In 2014, Russia’s annexation of Crimea and the subsequent rapid worsening of its relations with the West led to a sudden economic crisis. Again, gangs without allies, political cover and deep pockets were vulnerable.
In 2017, the Russian underworld is at once relatively calm – the odd assassination notwithstanding – and under growing pressure. It is by no means certain that a new round of major criminal conflicts is coming and, even if it does erupt, it will not reach the same pitch or be as indiscriminate as those of the 1990s. Yet such a prospect is closer than at any time since then.
The market contractions of 2008 spelled doom for some, but created great opportunities for others. The larger, more diversified groups cherry-picked those underworld assets they wanted and snapped them up at fire-sale prices. Gangs able to tap into state resources, whether government funds or the ability to flash a badge or grant or withhold a permit, did best.

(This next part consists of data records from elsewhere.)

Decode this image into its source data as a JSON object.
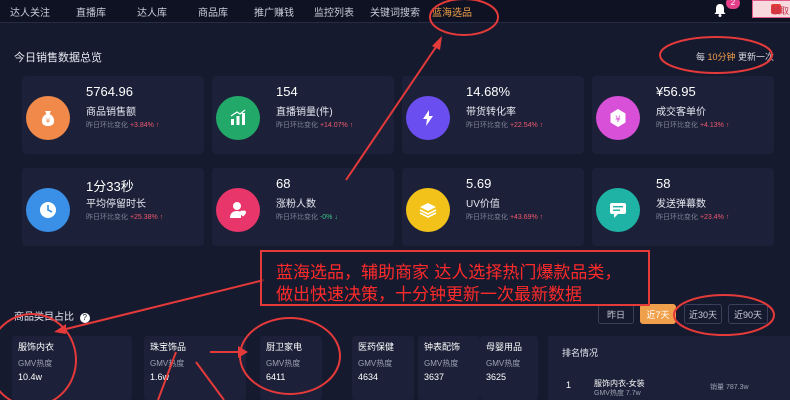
{
  "nav": {
    "items": [
      "达人关注",
      "直播库",
      "达人库",
      "商品库",
      "推广赚钱",
      "监控列表",
      "关键词搜索",
      "蓝海选品"
    ],
    "notification_count": "2",
    "vip_label": "领取"
  },
  "overview": {
    "title": "今日销售数据总览",
    "freq_prefix": "每 ",
    "freq_value": "10分钟",
    "freq_suffix": " 更新一次"
  },
  "metrics": [
    {
      "value": "5764.96",
      "label": "商品销售额",
      "cmp_label": "昨日环比变化",
      "change": "+3.84%",
      "trend": "up",
      "color": "#f0894a",
      "icon": "money-bag-icon"
    },
    {
      "value": "154",
      "label": "直播销量(件)",
      "cmp_label": "昨日环比变化",
      "change": "+14.07%",
      "trend": "up",
      "color": "#22a869",
      "icon": "bar-chart-icon"
    },
    {
      "value": "14.68%",
      "label": "带货转化率",
      "cmp_label": "昨日环比变化",
      "change": "+22.54%",
      "trend": "up",
      "color": "#6a4ef0",
      "icon": "lightning-icon"
    },
    {
      "value": "¥56.95",
      "label": "成交客单价",
      "cmp_label": "昨日环比变化",
      "change": "+4.13%",
      "trend": "up",
      "color": "#d84fd8",
      "icon": "yen-icon"
    },
    {
      "value": "1分33秒",
      "label": "平均停留时长",
      "cmp_label": "昨日环比变化",
      "change": "+25.38%",
      "trend": "up",
      "color": "#3a8fe6",
      "icon": "clock-icon"
    },
    {
      "value": "68",
      "label": "涨粉人数",
      "cmp_label": "昨日环比变化",
      "change": "-0%",
      "trend": "flat",
      "color": "#e8356a",
      "icon": "user-heart-icon"
    },
    {
      "value": "5.69",
      "label": "UV价值",
      "cmp_label": "昨日环比变化",
      "change": "+43.69%",
      "trend": "up",
      "color": "#f2c21a",
      "icon": "layers-icon"
    },
    {
      "value": "58",
      "label": "发送弹幕数",
      "cmp_label": "昨日环比变化",
      "change": "+23.4%",
      "trend": "up",
      "color": "#1fb3a5",
      "icon": "chat-icon"
    }
  ],
  "annotation": {
    "line1": "蓝海选品，辅助商家 达人选择热门爆款品类，",
    "line2": "做出快速决策，十分钟更新一次最新数据"
  },
  "categories": {
    "title": "商品类目占比",
    "tabs": [
      "昨日",
      "近7天",
      "近30天",
      "近90天"
    ],
    "active_tab": "近7天",
    "gmv_label": "GMV热度",
    "items": [
      {
        "name": "服饰内衣",
        "value": "10.4w"
      },
      {
        "name": "珠宝饰品",
        "value": "1.6w"
      },
      {
        "name": "厨卫家电",
        "value": "6411"
      },
      {
        "name": "医药保健",
        "value": "4634"
      },
      {
        "name": "钟表配饰",
        "value": "3637"
      },
      {
        "name": "母婴用品",
        "value": "3625"
      }
    ]
  },
  "ranking": {
    "title": "排名情况",
    "rows": [
      {
        "rank": "1",
        "name": "服饰内衣-女装",
        "gmv": "GMV热度 7.7w",
        "sales": "销量 787.3w"
      }
    ]
  }
}
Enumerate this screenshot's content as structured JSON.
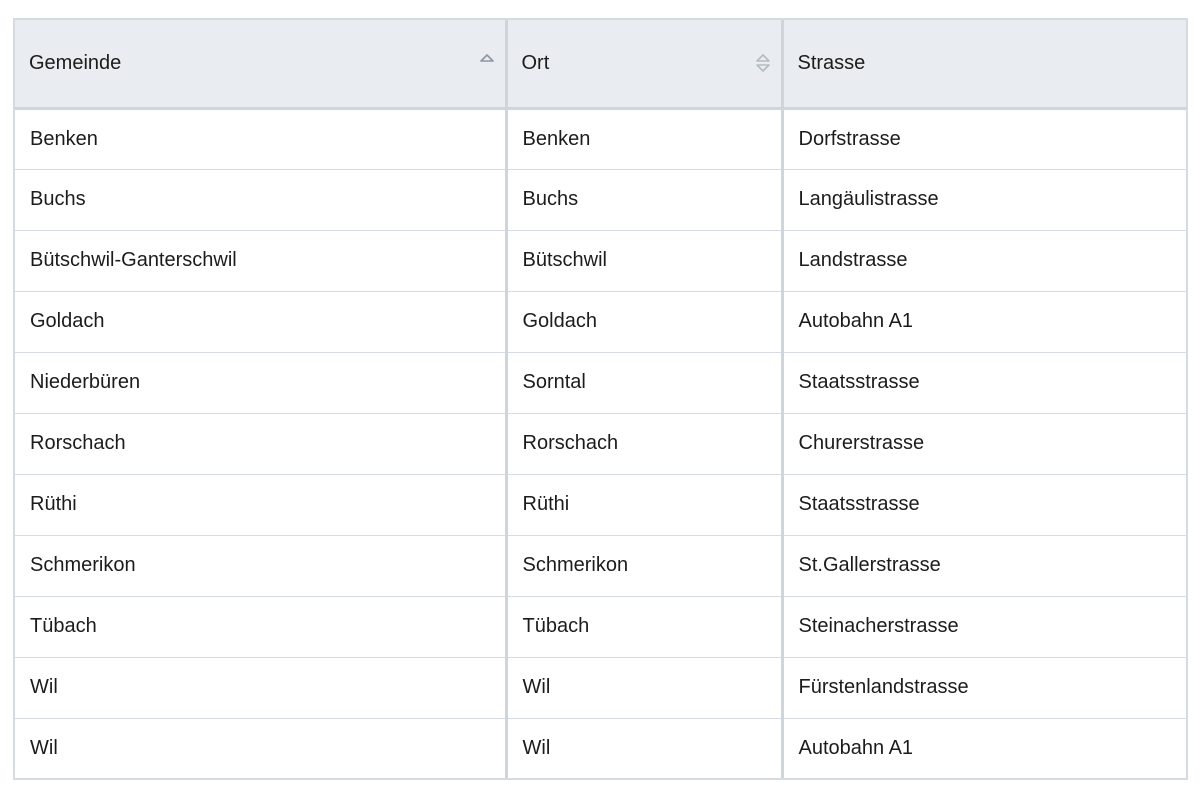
{
  "table": {
    "columns": [
      {
        "label": "Gemeinde",
        "sort": "ascending",
        "sort_icon": "sort-ascending-icon"
      },
      {
        "label": "Ort",
        "sort": "none",
        "sort_icon": "sort-both-icon"
      },
      {
        "label": "Strasse",
        "sort": "unsortable"
      }
    ],
    "rows": [
      [
        "Benken",
        "Benken",
        "Dorfstrasse"
      ],
      [
        "Buchs",
        "Buchs",
        "Langäulistrasse"
      ],
      [
        "Bütschwil-Ganterschwil",
        "Bütschwil",
        "Landstrasse"
      ],
      [
        "Goldach",
        "Goldach",
        "Autobahn A1"
      ],
      [
        "Niederbüren",
        "Sorntal",
        "Staatsstrasse"
      ],
      [
        "Rorschach",
        "Rorschach",
        "Churerstrasse"
      ],
      [
        "Rüthi",
        "Rüthi",
        "Staatsstrasse"
      ],
      [
        "Schmerikon",
        "Schmerikon",
        "St.Gallerstrasse"
      ],
      [
        "Tübach",
        "Tübach",
        "Steinacherstrasse"
      ],
      [
        "Wil",
        "Wil",
        "Fürstenlandstrasse"
      ],
      [
        "Wil",
        "Wil",
        "Autobahn A1"
      ]
    ]
  },
  "colors": {
    "header_bg": "#e9ecf0",
    "border": "#cfd5dc",
    "icon": "#9aa3ad"
  }
}
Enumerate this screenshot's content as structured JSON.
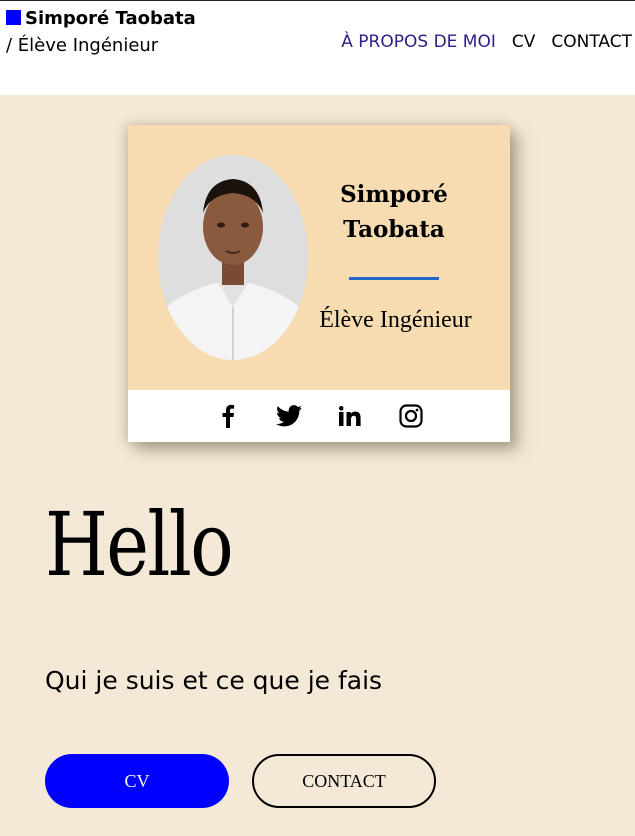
{
  "header": {
    "brand_name": "Simporé Taobata",
    "brand_separator": " / ",
    "brand_role": "Élève Ingénieur",
    "brand_color": "#0000ff",
    "nav": [
      {
        "label": "À PROPOS DE MOI",
        "active": true
      },
      {
        "label": "CV",
        "active": false
      },
      {
        "label": "CONTACT",
        "active": false
      }
    ]
  },
  "profile_card": {
    "name": "Simporé Taobata",
    "role": "Élève Ingénieur",
    "background": "#f6dcb0",
    "rule_color": "#2366c8",
    "social_icons": [
      "facebook-icon",
      "twitter-icon",
      "linkedin-icon",
      "instagram-icon"
    ]
  },
  "hero": {
    "title": "Hello",
    "subtitle": "Qui je suis et ce que je fais",
    "buttons": {
      "cv": "CV",
      "contact": "CONTACT"
    }
  }
}
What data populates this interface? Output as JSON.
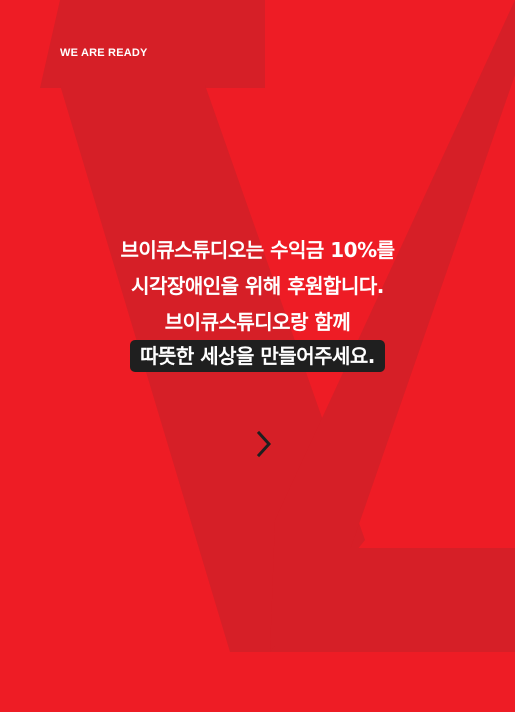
{
  "colors": {
    "background": "#ee1c25",
    "watermark": "#d61f27",
    "text": "#ffffff",
    "highlight_bg": "#1f1f1f",
    "arrow": "#1f1f1f"
  },
  "eyebrow": "WE ARE READY",
  "message": {
    "line1": "브이큐스튜디오는 수익금 10%를",
    "line2": "시각장애인을 위해 후원합니다.",
    "line3": "브이큐스튜디오랑 함께",
    "highlight": "따뜻한 세상을 만들어주세요."
  },
  "next": {
    "icon": "chevron-right-icon"
  }
}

The 2008 crisis further strengthened incestuous links between corrupt officials, the state machine and the underworld, especially at the local level.
As times get harder for ordinary Russians, the impoverished souls who once would go to local houses of ill repute now gravitate towards the even cheaper and more desperate individual prostitutes of the streets. Facing a fall in their revenues, the brothel owners in part have diversified to selling narcotics, their premises becoming modern-day equivalents of the old opium den. To move into drug dealing, the brothel keepers typically have to get deeper into debt with the gangsters who previously just took a cut in return for leaving them free to ply their trade.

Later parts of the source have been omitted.